J'ai vu une fleur sauvage
"J’ai vu une fleur sauvage ", cette phrase banale est devenue le titre d’un livre écrit par Hubert Reeves, comme pour en extraire et mettre en valeur la poésie. « Poésie » est d’ailleurs un grand mot que l’astronome se garde de prononcer dans cet ouvrage de botaniste amateur qui dresse l’inventaire de fleurs observées autour de son village de Malicorne en Bourgogne.
Observées, commentées, photographiées (par Patricia Aubertin) et mises dans un herbier qu’il partage avec tous via Internet. Ce sont là les fleurs les plus modestes et les plus familières de nos climats tempérés d’Europe occidentale, les plus négligées aussi, sous l’appellation collective de « mauvaises herbes » : pissenlits, cardamines, pâquerettes ou bardanes : « sauvages »…
On pourrait presque dire que n’importe qui pourrait en faire autant et que seuls le crédit scientifique obtenu dans un autre domaine, la notoriété et la figure convenue du sage tel qu’on l’imagine, entre Socrate et Lao-Tseu, lui valent de pouvoir publier cet ouvrage.
Mais justement, Hubert Reeves est astronome et ce n’est pas insignifiant. Son regard, à partir du simple « observatoire personnel » que sont nos yeux, a la force symbolique du ciel qui se penche sur la terre et sur le vivant. Avec enchantement. Pas de grands mots donc mais une grande précision sensorielle, visuelle bien sûr, mais aussi tactile et olfactive. Derrière la simplicité, un étonnement qui donne envie de science et d’abord, envie de nommer.
« J’ai vu une fleur sauvage, quand j’ai su son nom, je l’ai trouvée plus belle ».
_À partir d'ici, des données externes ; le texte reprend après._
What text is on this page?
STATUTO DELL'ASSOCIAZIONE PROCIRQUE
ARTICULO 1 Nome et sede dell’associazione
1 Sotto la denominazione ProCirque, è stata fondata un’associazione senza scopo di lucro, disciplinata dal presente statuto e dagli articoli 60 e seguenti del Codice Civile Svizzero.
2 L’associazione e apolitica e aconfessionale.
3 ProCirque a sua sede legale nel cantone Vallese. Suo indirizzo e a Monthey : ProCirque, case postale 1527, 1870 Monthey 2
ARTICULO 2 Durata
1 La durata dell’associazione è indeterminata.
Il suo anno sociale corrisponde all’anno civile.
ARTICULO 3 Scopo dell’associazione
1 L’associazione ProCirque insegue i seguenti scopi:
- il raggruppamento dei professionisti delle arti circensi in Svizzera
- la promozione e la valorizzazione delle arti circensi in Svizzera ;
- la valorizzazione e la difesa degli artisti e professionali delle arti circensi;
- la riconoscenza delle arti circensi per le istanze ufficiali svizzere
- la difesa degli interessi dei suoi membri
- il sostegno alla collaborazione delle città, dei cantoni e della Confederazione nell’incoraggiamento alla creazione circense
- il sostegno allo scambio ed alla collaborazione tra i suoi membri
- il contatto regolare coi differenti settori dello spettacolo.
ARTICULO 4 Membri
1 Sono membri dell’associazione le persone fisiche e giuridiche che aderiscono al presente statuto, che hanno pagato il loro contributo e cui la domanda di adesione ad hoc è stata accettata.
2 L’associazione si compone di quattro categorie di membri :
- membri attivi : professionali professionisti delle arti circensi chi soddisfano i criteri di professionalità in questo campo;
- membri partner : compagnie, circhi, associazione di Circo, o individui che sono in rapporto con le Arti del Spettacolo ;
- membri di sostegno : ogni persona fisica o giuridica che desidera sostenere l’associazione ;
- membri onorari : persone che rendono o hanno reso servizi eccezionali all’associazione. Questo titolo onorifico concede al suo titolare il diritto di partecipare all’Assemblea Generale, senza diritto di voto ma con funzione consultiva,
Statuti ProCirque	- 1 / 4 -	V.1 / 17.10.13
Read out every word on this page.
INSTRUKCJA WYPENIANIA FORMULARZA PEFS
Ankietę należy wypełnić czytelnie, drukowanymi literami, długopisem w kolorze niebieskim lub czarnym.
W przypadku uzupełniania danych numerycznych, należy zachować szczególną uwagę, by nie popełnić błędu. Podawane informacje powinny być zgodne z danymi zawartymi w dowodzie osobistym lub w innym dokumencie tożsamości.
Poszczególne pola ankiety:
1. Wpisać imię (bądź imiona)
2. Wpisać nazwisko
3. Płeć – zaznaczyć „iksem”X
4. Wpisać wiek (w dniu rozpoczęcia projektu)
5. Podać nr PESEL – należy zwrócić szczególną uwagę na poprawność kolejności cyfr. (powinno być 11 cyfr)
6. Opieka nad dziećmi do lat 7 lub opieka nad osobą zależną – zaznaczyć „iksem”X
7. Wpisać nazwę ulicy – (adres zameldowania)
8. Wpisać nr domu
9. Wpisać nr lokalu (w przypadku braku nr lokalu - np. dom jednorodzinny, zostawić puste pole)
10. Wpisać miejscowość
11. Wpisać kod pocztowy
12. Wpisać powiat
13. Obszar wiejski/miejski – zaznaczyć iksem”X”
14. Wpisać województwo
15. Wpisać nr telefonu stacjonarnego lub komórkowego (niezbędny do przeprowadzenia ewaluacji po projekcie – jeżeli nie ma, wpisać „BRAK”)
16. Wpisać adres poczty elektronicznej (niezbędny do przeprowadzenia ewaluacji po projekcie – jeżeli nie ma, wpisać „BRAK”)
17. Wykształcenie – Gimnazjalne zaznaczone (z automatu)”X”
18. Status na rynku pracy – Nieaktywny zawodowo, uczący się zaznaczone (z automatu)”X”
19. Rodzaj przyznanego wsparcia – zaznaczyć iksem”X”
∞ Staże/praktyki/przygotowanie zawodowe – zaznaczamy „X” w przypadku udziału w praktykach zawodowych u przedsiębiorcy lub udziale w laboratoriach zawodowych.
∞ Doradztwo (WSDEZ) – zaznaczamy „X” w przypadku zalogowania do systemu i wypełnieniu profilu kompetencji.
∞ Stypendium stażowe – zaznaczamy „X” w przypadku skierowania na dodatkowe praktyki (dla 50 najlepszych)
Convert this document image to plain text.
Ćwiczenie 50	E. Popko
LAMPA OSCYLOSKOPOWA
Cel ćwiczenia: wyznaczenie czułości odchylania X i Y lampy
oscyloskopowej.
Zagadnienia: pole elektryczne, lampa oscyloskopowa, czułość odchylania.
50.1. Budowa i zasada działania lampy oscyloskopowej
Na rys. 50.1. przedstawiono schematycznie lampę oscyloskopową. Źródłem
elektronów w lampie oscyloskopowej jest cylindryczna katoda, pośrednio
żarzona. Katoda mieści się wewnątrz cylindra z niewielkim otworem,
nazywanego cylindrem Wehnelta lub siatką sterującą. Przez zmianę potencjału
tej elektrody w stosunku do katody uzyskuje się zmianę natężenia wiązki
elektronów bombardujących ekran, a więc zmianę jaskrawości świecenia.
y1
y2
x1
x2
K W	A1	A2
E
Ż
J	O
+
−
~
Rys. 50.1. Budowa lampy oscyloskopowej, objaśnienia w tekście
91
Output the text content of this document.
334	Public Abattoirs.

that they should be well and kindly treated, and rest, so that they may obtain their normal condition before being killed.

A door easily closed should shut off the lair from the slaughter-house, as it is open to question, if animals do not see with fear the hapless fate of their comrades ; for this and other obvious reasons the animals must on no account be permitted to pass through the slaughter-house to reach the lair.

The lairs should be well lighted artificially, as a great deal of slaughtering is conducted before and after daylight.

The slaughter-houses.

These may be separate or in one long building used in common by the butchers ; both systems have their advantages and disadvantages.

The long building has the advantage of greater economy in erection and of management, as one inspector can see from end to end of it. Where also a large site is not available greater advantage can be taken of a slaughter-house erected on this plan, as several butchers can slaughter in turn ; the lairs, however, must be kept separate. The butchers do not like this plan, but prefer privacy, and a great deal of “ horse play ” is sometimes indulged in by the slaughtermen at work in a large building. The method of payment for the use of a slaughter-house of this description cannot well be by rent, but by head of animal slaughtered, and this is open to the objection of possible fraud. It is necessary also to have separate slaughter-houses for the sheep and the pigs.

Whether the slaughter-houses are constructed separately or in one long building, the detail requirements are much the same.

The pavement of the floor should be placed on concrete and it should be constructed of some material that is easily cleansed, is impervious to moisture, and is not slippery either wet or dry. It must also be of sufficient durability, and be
Les fleurs sont classées alphabétiquement mais le livre s’ouvre au hasard. Truffé aussi d’anecdotes, d’associations et de légendes, avec ici et là, des observations scientifiques (l’explication astronomique des saisons, la présence de pollen au plus haut de la stratosphère …), l’expérience est avant tout personnelle ; avec auto-dérision, Hubert Reeves nous fait parfois part de ses erreurs, de sa naïveté ou, même, de son ignorance. Il semble nous dire qu’effectivement, n’importe qui peut en faire autant. Mais que l’important n’est pas là (après tout, « tout se trouve sur internet » ). Il nous invite surtout à le suivre et à développer notre propre observation afin d’agrandir l’univers : le nôtre. Loin de l’acception utilitariste du mot « biodiversité », Reeves suggère avant tout que connaître une fleur, et surtout la reconnaître au fil des saisons de notre vie, dans ses différents stades de développement, est d’abord une sorte de connivence avec le monde, une source de plaisir et d’humanité.
Pas étonnant donc qu’il soit le président honoraire de l’association Humanité et Biodiversité à la base du projet « Oasis Nature ». Celle-ci encourage chacun à faire de son domaine (une terrasse ou un champ) un lieu d’accueil pour la biodiversité : créez une mare, plantez une haie champêtre et bien sûr … une prairie fleurie et vous pourrez rejoindre ce réseau qui s’étend au Québec, à la France et à la Belgique!
Notes:
1. Hubert Reeves, J’ai vu une fleur sauvage. L’herbier de Malicorne, éd. Seuil, 2017.